Yesterday, Apple did its big announcement of the Ipad 2. Basically, after all is said and done, it’s the original iPad with a few extra bells and whistles. Or the same bells and whistles, but they made the bells chime longer and the whistles a little louder. What was probably more interesting was the fact that Apple is so paranoid about the people that will be replacing Steve Jobs when he retires/dies that they brought Jobs out of sick leave to make his usual announcement. This does not bode well for the future of Apple if they can’t even let the man rest long enough and let his successors actually try to succeed.
Having said all of that, I thought I would then address the Ipad 2 itself. Without getting into the details of the device, like it has the whole camera thing, supposedly a better screen (that might not be immediately available) and, well, nothing else that makes me want to go out and buy one. What is significant about the Ipad itself is that nothing announced so far has me anxious to want to go out and buy one. Yeah, I’ve been in Best Buy a few times where I’ve played with one to see how cool it is, but after I’m done playing with it, I realize that it doesn’t do anything that I don’t already have covered. And unlike my iPhone, it doesn’t combine enough OTHER things that I might want to add it to my toys to replace stuff that has become too encompassing.
And that is definitely the problem of the Ipad. There’s nothing about it that causes me to think it’s worth buying an actual tablet computer. And that’s the problem that Apple is facing in the long haul. Right now, it owns the tablet market, but it is still trying to build a “need” rather than a curiosity for that market. In olden days, when every house has an oven, there was this new device called the microwave oven. And it took a lot of convincing to “convince” housewives that they needed the gadget because an oven was capable of doing everything the new device could do. However, a media campaign that could have riveled the attack at D-Day managed to convince the average American that it was now a need, not a curiosity, or something for the rich only.
That is what the tablet still has to do, and it’s not succeeding. Sure, Apple is selling a lot, but Apple sells a lot of a lot of things that don’t become household givens. Until tablet companies do something that convinces the average person, like me, that we should want and need one of these gadgets, most of us are going to be sitting on the sidelines laughing at the people who bought one but still have no major need for one.
That is the press conference that Apple needs to succeed at. So far, they haven’t done it. As a matter of fact, Apple has recently done everything possible to destroy its own little niche market by trying to own that market completely through draconian rules and charges that benefit Apple only, cutting out other companies from investing in the Apple dynasty. As long as that keeps happening, you’re going to have a lot of people thinking, well maybe I don’t need the Apple one, so they’ll look at the other companies and then suddenly realize they don’t need a tablet at all. So far, the tablet hasn’t been the success that spin doctors really want you to think it is. The majority of Americans haven’t bought into it. A lot of people have, but a lot of people doesn’t translate to market saturation or even market itemization. It’s a gimmick right now, and as long as it remains in that category, it’s going to stay a gimmick.
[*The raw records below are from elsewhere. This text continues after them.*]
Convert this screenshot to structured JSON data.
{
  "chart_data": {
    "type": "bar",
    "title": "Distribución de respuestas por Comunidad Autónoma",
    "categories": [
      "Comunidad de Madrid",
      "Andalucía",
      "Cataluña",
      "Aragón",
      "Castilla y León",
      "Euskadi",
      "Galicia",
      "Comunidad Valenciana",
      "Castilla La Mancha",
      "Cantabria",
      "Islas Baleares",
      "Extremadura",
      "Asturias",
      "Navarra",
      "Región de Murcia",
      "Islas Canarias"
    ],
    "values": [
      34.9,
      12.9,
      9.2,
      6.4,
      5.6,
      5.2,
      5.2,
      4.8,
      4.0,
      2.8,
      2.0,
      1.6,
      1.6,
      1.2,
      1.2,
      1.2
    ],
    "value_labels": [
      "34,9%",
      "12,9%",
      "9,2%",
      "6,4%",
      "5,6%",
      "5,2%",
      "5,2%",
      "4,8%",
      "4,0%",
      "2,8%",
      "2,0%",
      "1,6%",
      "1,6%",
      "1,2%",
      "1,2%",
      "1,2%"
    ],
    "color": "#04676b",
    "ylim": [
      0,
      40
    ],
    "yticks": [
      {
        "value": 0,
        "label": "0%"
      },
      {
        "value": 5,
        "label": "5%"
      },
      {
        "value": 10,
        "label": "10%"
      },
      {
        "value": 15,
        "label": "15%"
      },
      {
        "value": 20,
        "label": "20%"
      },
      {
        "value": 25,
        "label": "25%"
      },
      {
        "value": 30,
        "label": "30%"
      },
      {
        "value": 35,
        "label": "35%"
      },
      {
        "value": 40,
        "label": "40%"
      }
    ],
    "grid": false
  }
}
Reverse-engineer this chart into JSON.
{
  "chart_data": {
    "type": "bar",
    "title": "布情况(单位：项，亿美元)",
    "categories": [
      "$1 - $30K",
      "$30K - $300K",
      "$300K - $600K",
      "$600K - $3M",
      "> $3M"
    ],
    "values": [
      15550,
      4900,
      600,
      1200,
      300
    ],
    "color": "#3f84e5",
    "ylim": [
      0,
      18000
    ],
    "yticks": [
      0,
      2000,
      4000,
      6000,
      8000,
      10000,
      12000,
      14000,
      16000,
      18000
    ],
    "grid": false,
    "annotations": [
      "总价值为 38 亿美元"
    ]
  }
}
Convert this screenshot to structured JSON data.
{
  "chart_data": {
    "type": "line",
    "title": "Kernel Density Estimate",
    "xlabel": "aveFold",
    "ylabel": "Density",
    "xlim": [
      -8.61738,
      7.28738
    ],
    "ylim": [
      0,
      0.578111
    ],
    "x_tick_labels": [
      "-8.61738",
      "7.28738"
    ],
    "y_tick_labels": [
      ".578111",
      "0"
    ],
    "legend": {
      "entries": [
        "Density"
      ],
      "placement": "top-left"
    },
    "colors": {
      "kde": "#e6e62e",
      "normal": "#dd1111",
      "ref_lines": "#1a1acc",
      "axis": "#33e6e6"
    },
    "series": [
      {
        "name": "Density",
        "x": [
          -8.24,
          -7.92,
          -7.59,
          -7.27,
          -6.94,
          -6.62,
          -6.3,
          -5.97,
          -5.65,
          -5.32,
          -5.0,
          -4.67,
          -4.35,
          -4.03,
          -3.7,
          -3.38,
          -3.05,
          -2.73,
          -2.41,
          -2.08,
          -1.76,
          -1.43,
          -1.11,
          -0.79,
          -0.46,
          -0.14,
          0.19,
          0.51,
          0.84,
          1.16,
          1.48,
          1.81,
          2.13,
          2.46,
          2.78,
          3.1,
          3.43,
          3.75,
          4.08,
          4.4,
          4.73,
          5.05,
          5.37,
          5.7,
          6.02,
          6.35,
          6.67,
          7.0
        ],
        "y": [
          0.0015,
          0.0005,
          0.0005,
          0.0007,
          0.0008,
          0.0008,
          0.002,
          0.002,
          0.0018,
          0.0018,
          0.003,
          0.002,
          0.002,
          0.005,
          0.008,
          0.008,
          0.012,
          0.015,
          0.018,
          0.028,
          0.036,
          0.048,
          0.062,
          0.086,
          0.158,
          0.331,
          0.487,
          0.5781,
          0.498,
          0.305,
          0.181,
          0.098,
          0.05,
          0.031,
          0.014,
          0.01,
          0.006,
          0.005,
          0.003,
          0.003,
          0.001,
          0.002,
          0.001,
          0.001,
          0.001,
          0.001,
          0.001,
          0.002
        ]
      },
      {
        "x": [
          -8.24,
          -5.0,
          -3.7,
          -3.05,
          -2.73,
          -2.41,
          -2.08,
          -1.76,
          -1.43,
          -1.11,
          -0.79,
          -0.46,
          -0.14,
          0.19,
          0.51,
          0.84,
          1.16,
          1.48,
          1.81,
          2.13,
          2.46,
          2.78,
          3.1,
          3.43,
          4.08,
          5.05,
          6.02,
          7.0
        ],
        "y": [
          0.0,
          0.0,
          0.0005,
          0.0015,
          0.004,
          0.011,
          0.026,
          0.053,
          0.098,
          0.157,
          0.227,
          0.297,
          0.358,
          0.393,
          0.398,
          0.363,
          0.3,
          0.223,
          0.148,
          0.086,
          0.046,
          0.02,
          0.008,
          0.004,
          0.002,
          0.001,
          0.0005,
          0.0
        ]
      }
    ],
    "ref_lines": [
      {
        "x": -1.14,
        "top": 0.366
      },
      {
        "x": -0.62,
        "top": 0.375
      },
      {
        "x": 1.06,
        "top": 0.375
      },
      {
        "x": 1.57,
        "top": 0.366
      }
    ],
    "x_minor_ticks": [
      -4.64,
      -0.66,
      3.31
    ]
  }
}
Now, I know there are people reading this who are thinking, “hey, I bought one and I love it.” That’s fine, but you’re the outliers right now who Apple and tablet companies want to use to convince everyone else that their product is relevant. So, you need to start doing that and earning your pay you’re not receiving from a company that wants to get as much money out of you as possible by limiting your options in getting the best bang from your product. So do their dirty work for them. That’s kind of how the game works. For them. Be the tool they need you to be.